At the start of the Triassic period, 250 million years ago, the earth was just recovering from the Permian/Triassic Extinction, which witnessed the demise of over two-thirds of all land-dwelling species and a whopping 95 percent of ocean-dwelling species. In terms of animal life, the Triassic was most notable for the diversification of archosaurs into pterosaurs, crocodiles and the earliest dinosaurs, as well as the evolution of therapsids into the first true mammals.
Climate and Geography During the Triassic period, all of the earth's continents were joined together into a vast, north-south landmass called Pangaea (which was itself surrounded by the enormous ocean Panthalassa). There were no polar ice caps, and the climate at the equator was hot and dry, punctuated by violent monsoons; some estimates put the average air temperature in most of the continent at well above 100 degrees Fahrenheit. Conditions were wetter in the north (the part of Pangaea corresponding to modern-day Eurasia) and the south (Australia and Antarctica).
Terrestrial Life During the Triassic Period
The Permian period was dominated by amphibians, but the Triassic marked the rise of the reptiles--notably the archosaurs ("ruling lizards") and therapsids ("mammal-like reptiles"). For reasons that are still unclear, the archosaurs held the evolutionary edge, muscling out their "mammal-like" cousins and evolving by the middle Triassic into the first true dinosaurs like Eoraptor and Herrerasaurus. Some archosaurs, however, went in a different direction, branching out into the very first pterosaurs (Eudimorphodon being a good example) and a wide variety of ancestral crocodiles, some of them two-legged vegetarians. Therapsids, in the meantime, gradually shrunk in size, and the first mammals of the late Triassic period were represented by small, mouse-sized creatures like Eozostrodon and Sinoconodon.
Marine Life During the Triassic Period
Because the Permian Extinction depopulated the world's oceans, the Triassic period was ripe for the rise of early marine reptiles, not only unclassifiable, one-off genera like Placodus and Nothosaurus but the very first plesiosaurs and a flourishing breed of "fish lizards," the ichthyosaurs. (Some ichthyosaurs attained truly gigantic sizes; for example, Shonisaurus measured 50 feet long and weighed in the vicinity of 30 tons!) The vast Panthalassan Ocean soon found itself restocked with new species of prehistoric fish, as well as simple animals like corals and cephalopods.

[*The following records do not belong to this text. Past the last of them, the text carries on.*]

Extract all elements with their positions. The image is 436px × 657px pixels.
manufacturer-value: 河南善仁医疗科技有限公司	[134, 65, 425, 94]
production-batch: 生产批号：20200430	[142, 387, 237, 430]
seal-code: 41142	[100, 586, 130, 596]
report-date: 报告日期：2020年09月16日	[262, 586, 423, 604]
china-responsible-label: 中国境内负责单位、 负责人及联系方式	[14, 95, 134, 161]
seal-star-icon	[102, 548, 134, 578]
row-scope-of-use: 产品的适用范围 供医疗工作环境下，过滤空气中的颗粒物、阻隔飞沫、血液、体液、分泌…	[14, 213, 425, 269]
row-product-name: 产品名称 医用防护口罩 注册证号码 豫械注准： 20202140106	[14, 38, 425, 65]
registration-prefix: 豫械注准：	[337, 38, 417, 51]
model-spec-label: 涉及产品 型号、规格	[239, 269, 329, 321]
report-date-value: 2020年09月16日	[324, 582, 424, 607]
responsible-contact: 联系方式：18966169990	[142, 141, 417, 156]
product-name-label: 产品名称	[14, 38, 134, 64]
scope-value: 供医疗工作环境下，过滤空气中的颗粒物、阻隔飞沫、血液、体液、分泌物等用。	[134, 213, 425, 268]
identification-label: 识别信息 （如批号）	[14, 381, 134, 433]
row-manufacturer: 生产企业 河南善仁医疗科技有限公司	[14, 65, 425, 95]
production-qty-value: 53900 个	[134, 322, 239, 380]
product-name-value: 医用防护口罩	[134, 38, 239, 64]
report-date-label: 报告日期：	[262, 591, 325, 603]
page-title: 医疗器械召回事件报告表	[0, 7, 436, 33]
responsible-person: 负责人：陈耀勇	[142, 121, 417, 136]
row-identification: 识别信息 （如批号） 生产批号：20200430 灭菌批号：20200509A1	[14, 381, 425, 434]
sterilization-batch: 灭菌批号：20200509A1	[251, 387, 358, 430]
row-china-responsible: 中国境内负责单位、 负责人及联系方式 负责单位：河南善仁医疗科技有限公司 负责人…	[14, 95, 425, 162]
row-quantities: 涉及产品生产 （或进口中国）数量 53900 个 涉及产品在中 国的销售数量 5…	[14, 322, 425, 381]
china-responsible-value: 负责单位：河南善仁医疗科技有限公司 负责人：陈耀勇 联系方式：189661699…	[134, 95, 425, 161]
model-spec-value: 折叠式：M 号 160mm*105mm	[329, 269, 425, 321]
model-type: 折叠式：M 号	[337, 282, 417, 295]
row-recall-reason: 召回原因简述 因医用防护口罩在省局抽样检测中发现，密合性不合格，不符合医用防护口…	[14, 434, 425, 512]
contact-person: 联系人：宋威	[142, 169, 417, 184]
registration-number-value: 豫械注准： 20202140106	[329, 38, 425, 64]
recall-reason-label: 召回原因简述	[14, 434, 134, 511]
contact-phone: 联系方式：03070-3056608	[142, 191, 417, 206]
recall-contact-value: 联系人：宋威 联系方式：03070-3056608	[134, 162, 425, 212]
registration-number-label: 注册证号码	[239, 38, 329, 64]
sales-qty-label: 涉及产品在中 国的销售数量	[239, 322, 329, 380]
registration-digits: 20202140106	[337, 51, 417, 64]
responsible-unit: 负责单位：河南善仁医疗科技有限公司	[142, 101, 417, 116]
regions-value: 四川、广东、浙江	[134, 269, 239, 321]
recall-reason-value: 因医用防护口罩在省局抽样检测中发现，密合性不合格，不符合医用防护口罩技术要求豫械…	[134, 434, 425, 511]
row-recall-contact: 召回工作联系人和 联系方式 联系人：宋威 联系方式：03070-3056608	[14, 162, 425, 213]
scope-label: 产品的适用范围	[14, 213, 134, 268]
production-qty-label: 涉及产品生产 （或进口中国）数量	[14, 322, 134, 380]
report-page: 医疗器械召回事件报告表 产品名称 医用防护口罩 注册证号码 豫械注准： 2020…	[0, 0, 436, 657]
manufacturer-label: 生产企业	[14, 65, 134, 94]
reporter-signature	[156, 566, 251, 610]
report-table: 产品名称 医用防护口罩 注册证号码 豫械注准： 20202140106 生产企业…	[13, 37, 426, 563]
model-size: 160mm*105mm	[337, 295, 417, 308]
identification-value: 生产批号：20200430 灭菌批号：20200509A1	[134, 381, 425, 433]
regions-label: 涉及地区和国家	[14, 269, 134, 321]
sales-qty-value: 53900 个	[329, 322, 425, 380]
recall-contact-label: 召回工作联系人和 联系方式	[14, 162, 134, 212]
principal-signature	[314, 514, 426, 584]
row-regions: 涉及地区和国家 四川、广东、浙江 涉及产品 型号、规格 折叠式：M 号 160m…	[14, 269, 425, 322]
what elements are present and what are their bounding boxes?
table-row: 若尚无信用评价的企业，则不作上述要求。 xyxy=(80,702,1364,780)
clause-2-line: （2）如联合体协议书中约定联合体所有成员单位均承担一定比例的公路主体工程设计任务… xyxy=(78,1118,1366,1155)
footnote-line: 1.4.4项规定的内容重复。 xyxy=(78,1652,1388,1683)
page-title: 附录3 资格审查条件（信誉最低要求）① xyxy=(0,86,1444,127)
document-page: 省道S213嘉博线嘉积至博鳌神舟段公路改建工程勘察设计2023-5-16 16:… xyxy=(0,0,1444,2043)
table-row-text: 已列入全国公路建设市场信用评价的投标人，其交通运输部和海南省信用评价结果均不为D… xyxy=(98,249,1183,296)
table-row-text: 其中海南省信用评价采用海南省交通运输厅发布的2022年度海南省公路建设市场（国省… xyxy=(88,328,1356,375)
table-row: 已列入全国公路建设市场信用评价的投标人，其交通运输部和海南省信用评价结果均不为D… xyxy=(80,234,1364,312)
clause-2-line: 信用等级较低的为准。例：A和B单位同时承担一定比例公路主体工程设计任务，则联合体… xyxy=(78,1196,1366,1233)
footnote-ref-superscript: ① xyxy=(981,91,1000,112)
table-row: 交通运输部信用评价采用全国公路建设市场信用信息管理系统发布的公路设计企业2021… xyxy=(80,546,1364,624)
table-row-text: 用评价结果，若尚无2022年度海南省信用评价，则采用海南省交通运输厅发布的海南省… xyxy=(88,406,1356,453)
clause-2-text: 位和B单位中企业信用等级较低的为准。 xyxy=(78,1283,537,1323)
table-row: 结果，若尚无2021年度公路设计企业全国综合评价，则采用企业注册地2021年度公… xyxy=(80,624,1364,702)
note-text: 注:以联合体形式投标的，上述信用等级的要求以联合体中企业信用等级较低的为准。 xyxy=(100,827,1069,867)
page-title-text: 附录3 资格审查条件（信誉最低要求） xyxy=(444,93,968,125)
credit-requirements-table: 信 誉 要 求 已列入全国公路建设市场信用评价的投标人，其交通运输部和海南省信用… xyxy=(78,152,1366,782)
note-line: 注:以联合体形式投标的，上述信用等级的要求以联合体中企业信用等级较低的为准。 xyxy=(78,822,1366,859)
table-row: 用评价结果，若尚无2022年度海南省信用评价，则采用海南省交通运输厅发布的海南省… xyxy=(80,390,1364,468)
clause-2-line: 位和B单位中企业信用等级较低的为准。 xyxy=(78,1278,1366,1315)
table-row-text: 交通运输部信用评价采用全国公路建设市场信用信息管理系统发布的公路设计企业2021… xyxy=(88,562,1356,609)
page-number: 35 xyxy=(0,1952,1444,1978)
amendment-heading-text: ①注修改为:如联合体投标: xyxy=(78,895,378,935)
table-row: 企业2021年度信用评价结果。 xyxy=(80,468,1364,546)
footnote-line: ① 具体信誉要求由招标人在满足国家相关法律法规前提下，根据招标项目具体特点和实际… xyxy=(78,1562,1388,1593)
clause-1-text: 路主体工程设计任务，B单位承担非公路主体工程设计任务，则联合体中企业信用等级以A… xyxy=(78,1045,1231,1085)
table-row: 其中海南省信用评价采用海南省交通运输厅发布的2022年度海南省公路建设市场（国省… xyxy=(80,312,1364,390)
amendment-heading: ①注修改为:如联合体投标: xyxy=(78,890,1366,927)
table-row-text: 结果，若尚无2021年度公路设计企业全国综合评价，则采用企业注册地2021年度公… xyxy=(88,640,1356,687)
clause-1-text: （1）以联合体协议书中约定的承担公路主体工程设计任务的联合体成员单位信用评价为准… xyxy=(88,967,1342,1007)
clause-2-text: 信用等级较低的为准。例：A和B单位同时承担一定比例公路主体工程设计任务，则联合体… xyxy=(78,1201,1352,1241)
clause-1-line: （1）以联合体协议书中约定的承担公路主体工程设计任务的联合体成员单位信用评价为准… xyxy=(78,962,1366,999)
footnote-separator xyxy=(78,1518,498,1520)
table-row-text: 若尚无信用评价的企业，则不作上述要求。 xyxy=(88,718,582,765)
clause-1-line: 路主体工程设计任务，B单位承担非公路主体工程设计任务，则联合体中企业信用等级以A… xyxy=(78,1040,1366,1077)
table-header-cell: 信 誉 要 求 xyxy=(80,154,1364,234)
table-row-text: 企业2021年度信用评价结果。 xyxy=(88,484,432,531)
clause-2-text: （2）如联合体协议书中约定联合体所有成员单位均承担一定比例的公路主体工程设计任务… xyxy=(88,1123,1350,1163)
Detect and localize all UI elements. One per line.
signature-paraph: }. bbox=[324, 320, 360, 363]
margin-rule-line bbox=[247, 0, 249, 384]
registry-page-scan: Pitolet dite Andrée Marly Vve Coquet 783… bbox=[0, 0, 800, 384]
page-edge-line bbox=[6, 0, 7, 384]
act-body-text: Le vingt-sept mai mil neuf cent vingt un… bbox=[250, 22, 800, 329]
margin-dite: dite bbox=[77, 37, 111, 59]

Plant Life During the Triassic Period
The Triassic period wasn't nearly as lush and green as the later Jurassic and Cretaceous periods, but it did see an explosion of various land-dwelling plants, including cycads, ferns, Gingko-like trees and seed plants. (A new study has shown that flowering plants appeared toward the middle of the Triassic period, 100 million years earlier than previously believed.) Part of the reason there were no plus-sized Triassic herbivores (along the lines of the much later Brachiosaurus) is that there simply wasn’t enough vegetation to nourish their growth!
The Triassic/Jurassic Extinction Event
Not the most well-known extinction event--and certainly a fizzle compared to the earlier Permian/Triassic extinction and the later Cretaceous/Tertiary (K/T) extinction--the Triassic/Jurassic extinction witnessed the demise of various genera of marine reptiles, as well as large amphibians and certain branches of archosaurs. We don't know for sure, but this extinction may have been caused by volcanic eruptions, a global cooling trend, a meteor impact, or some combination thereof.